How about having an MP representing Turks in Europe?

How about having an MP representing Turks in Europe?

It is no secret that the low voter turnout in the August presidential elections among voters abroad caught the ruling Justice and Development Party (AKP) by surprise, and proved to be a disappointment.

A study conducted under the leadership of a prominent academic, Nermin Abadan-Unat, a professor at Boğaziçi University, provides potential explanations for the low turnout.

Unat, a political scientist and researcher on migration movements to Europe since 1963, focused on Germany, where the largest Turkish community lives.

As Unat and her team were able to secure only a small amount of financial support from German think tank the Friedrich Ebernt Stiftung, she underlined that this was an exploratory case-study and only aimed to generate hypotheses for further research on external voting.

The study came up with potential problems that caused the low turnout. Half of these were related to logistical issues - such as difficulties pertaining to the need to be registered, difficulties experienced with the online appointment system to vote, and the timing of the election coinciding with the holiday season. These problems could be quickly solved; indeed, the appointment system was canceled because it was seen as the major reason for the low turnout.
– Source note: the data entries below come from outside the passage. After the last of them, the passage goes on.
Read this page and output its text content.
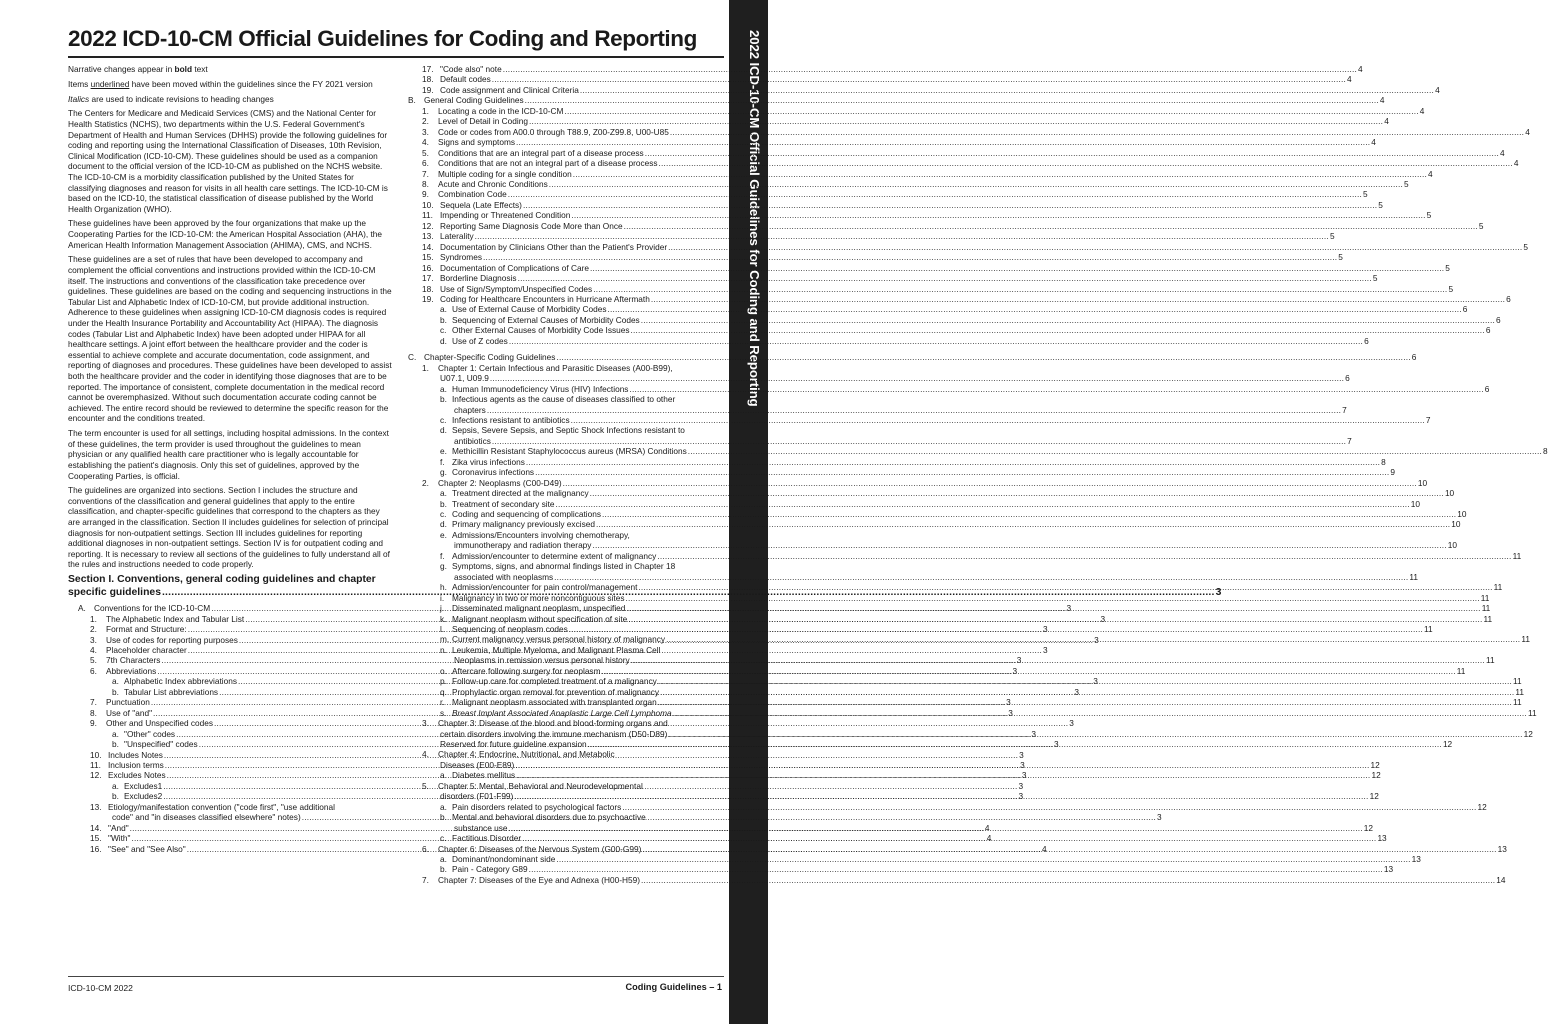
2022 ICD-10-CM Official Guidelines for Coding and Reporting	2022 ICD-10-CM Official Guidelines for Coding and Reporting

Narrative changes appear in bold text

Items underlined have been moved within the guidelines since the FY 2021 version

Italics are used to indicate revisions to heading changes

The Centers for Medicare and Medicaid Services (CMS) and the National Center for Health Statistics (NCHS), two departments within the U.S. Federal Government's Department of Health and Human Services (DHHS) provide the following guidelines for coding and reporting using the International Classification of Diseases, 10th Revision, Clinical Modification (ICD-10-CM). These guidelines should be used as a companion document to the official version of the ICD-10-CM as published on the NCHS website. The ICD-10-CM is a morbidity classification published by the United States for classifying diagnoses and reason for visits in all health care settings. The ICD-10-CM is based on the ICD-10, the statistical classification of disease published by the World Health Organization (WHO).

These guidelines have been approved by the four organizations that make up the Cooperating Parties for the ICD-10-CM: the American Hospital Association (AHA), the American Health Information Management Association (AHIMA), CMS, and NCHS.

These guidelines are a set of rules that have been developed to accompany and complement the official conventions and instructions provided within the ICD-10-CM itself. The instructions and conventions of the classification take precedence over guidelines. These guidelines are based on the coding and sequencing instructions in the Tabular List and Alphabetic Index of ICD-10-CM, but provide additional instruction. Adherence to these guidelines when assigning ICD-10-CM diagnosis codes is required under the Health Insurance Portability and Accountability Act (HIPAA). The diagnosis codes (Tabular List and Alphabetic Index) have been adopted under HIPAA for all healthcare settings. A joint effort between the healthcare provider and the coder is essential to achieve complete and accurate documentation, code assignment, and reporting of diagnoses and procedures. These guidelines have been developed to assist both the healthcare provider and the coder in identifying those diagnoses that are to be reported. The importance of consistent, complete documentation in the medical record cannot be overemphasized. Without such documentation accurate coding cannot be achieved. The entire record should be reviewed to determine the specific reason for the encounter and the conditions treated.

The term encounter is used for all settings, including hospital admissions. In the context of these guidelines, the term provider is used throughout the guidelines to mean physician or any qualified health care practitioner who is legally accountable for establishing the patient's diagnosis. Only this set of guidelines, approved by the Cooperating Parties, is official.

The guidelines are organized into sections. Section I includes the structure and conventions of the classification and general guidelines that apply to the entire classification, and chapter-specific guidelines that correspond to the chapters as they are arranged in the classification. Section II includes guidelines for selection of principal diagnosis for non-outpatient settings. Section III includes guidelines for reporting additional diagnoses in non-outpatient settings. Section IV is for outpatient coding and reporting. It is necessary to review all sections of the guidelines to fully understand all of the rules and instructions needed to code properly.

Section I. Conventions, general coding guidelines and chapter
specific guidelines .....	3
A. Conventions for the ICD-10-CM .....	3
1.	The Alphabetic Index and Tabular List .....	3
2.	Format and Structure: .....	3
3.	Use of codes for reporting purposes .....	3
4.	Placeholder character .....	3
5.	7th Characters .....	3
6.	Abbreviations .....	3
a. Alphabetic Index abbreviations .....	3
b. Tabular List abbreviations .....	3
7.	Punctuation .....	3
8.	Use of "and" .....	3
9.	Other and Unspecified codes .....	3
a. "Other" codes .....	3
b. "Unspecified" codes .....	3
10. Includes Notes .....	3
11. Inclusion terms .....	3
12. Excludes Notes .....	3
a. Excludes1 .....	3
b. Excludes2 .....	3
13. Etiology/manifestation convention ("code first", "use additional
code" and "in diseases classified elsewhere" notes) .....	3
14. "And" .....	4
15. "With" .....	4
16. "See" and "See Also" .....	4
17. "Code also" note .....	4
18. Default codes .....	4
19. Code assignment and Clinical Criteria .....	4
B. General Coding Guidelines .....	4
1.	Locating a code in the ICD-10-CM .....	4
2.	Level of Detail in Coding .....	4
3.	Code or codes from A00.0 through T88.9, Z00-Z99.8, U00-U85 .....	4
4.	Signs and symptoms .....	4
5.	Conditions that are an integral part of a disease process .....	4
6.	Conditions that are not an integral part of a disease process .....	4
7.	Multiple coding for a single condition .....	4
8.	Acute and Chronic Conditions .....	5
9.	Combination Code .....	5
10. Sequela (Late Effects) .....	5
11. Impending or Threatened Condition .....	5
12. Reporting Same Diagnosis Code More than Once .....	5
13. Laterality .....	5
14. Documentation by Clinicians Other than the Patient's Provider .....	5
15. Syndromes .....	5
16. Documentation of Complications of Care .....	5
17. Borderline Diagnosis .....	5
18. Use of Sign/Symptom/Unspecified Codes .....	5
19. Coding for Healthcare Encounters in Hurricane Aftermath .....	6
a. Use of External Cause of Morbidity Codes .....	6
b. Sequencing of External Causes of Morbidity Codes .....	6
c. Other External Causes of Morbidity Code Issues .....	6
d. Use of Z codes .....	6
C. Chapter-Specific Coding Guidelines .....	6
1.	Chapter 1: Certain Infectious and Parasitic Diseases (A00-B99),
U07.1, U09.9 .....	6
a. Human Immunodeficiency Virus (HIV) Infections .....	6
b. Infectious agents as the cause of diseases classified to other
chapters .....	7
c. Infections resistant to antibiotics .....	7
d. Sepsis, Severe Sepsis, and Septic Shock Infections resistant to
antibiotics .....	7
e. Methicillin Resistant Staphylococcus aureus (MRSA) Conditions .....	8
f. Zika virus infections .....	8
g. Coronavirus infections .....	9
2.	Chapter 2: Neoplasms (C00-D49) .....	10
a. Treatment directed at the malignancy .....	10
b. Treatment of secondary site .....	10
c. Coding and sequencing of complications .....	10
d. Primary malignancy previously excised .....	10
e. Admissions/Encounters involving chemotherapy,
immunotherapy and radiation therapy .....	10
f. Admission/encounter to determine extent of malignancy .....	11
g. Symptoms, signs, and abnormal findings listed in Chapter 18
associated with neoplasms .....	11
h. Admission/encounter for pain control/management .....	11
i. Malignancy in two or more noncontiguous sites .....	11
j. Disseminated malignant neoplasm, unspecified .....	11
k. Malignant neoplasm without specification of site .....	11
l. Sequencing of neoplasm codes .....	11
m. Current malignancy versus personal history of malignancy .....	11
n. Leukemia, Multiple Myeloma, and Malignant Plasma Cell
Neoplasms in remission versus personal history .....	11
o. Aftercare following surgery for neoplasm .....	11
p. Follow-up care for completed treatment of a malignancy .....	11
q. Prophylactic organ removal for prevention of malignancy .....	11
r. Malignant neoplasm associated with transplanted organ .....	11
s. Breast Implant Associated Anaplastic Large Cell Lymphoma .....	11
3.	Chapter 3: Disease of the blood and blood-forming organs and
certain disorders involving the immune mechanism (D50-D89) .....	12
Reserved for future guideline expansion .....	12
4.	Chapter 4: Endocrine, Nutritional, and Metabolic
Diseases (E00-E89) .....	12
a. Diabetes mellitus .....	12
5.	Chapter 5: Mental, Behavioral and Neurodevelopmental
disorders (F01-F99) .....	12
a. Pain disorders related to psychological factors .....	12
b. Mental and behavioral disorders due to psychoactive
substance use .....	12
c. Factitious Disorder .....	13
6.	Chapter 6: Diseases of the Nervous System (G00-G99) .....	13
a. Dominant/nondominant side .....	13
b. Pain - Category G89 .....	13
7.	Chapter 7: Diseases of the Eye and Adnexa (H00-H59) .....	14
ICD-10-CM 2022	Coding Guidelines – 1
One of the other problems cited in the study, which could easily be fixed, but has still not been addressed so far, is the lack of trust in the counting system. The decision to transport the votes to Turkey in order to be counted on the evening of the election seems to have created serious uneasiness among Turks in Germany.

The last problem underlined by the study, however, pertains to a more sociological-political issue: The disconnect between the external voters’ day-to-day problems and politics in Turkey.

“Political parties and politicians from Turkey are not seen as responsive to issues pertaining to education, integration and racism,” stated the study.

The study identified that while the first and second generations of Turks in Europe follow politics in Turkey on a daily basis, the third and fourth generations are less likely to be very interested. In other words, in order to mobilize support among younger generations, Turkish politicians need to be more sensitive to issues like education, integration and racism. However, when Turkish politicians go to talk in Germany, their approach is often ethnocentric. Here is an excerpt from the report on the issue of education:

“Religiously oriented parties criticize the presumably Christian-bias of the German education system, whereas secular parties claim that the lack of enlightened-interest among the immigrant population causes the failure of the Turkish youth in education. Similarly, the demands of the Turkish immigrant community for the recognition of Turkish as an official secondary language in schools is given an anti-assimilationist turn by the Turkish politicians: Turkish politicians argue that Turkish language education is necessary to preserve the Turkish culture, whereas Turkish-immigrant community demands the same in order to realize equal opportunity in education, and later in the job market.”

Like in the education issue, Turkish politicians’ rather narrow approach to problems that deal with the larger issue of integration and racism, contributes to the problem of disconnect.

This problem could be addressed by providing representation to external voters in general elections, according to the study; there could be one or two members of Parliament elected by voters abroad to represent non-resident citizens in Parliament.

As of today, this sounds ideal, because what motivates the AKP to enable voting abroad is not a desire to address the problems of Turks living abroad. It is motivated to enable voting abroad because these votes constitute numbers that will add to the final election outcome.

Some may argue that this is, in the end of the day, what all political parties are after. This may be so. Indeed, the AKP is well-placed to increase its voter base among Turks living abroad, because under its rule there has been a higher awareness of their presence. It is no secret that Turks abroad are much better treated by Turkish consular offices today than in the past. For the less educated and less integrated, these were reasons enough to vote for the ruling party’s candidate, Recep Tayyip Erdoğan, as according to the study, the more educated are less likely to vote for the AKP. It is also no coincidence that Turkish women moving to Germany by means of arranged marriages, who are often living in very conservative and highly cloistered communities, also overwhelmingly voted for Erdoğan.

So, why bother with deeper and real issues?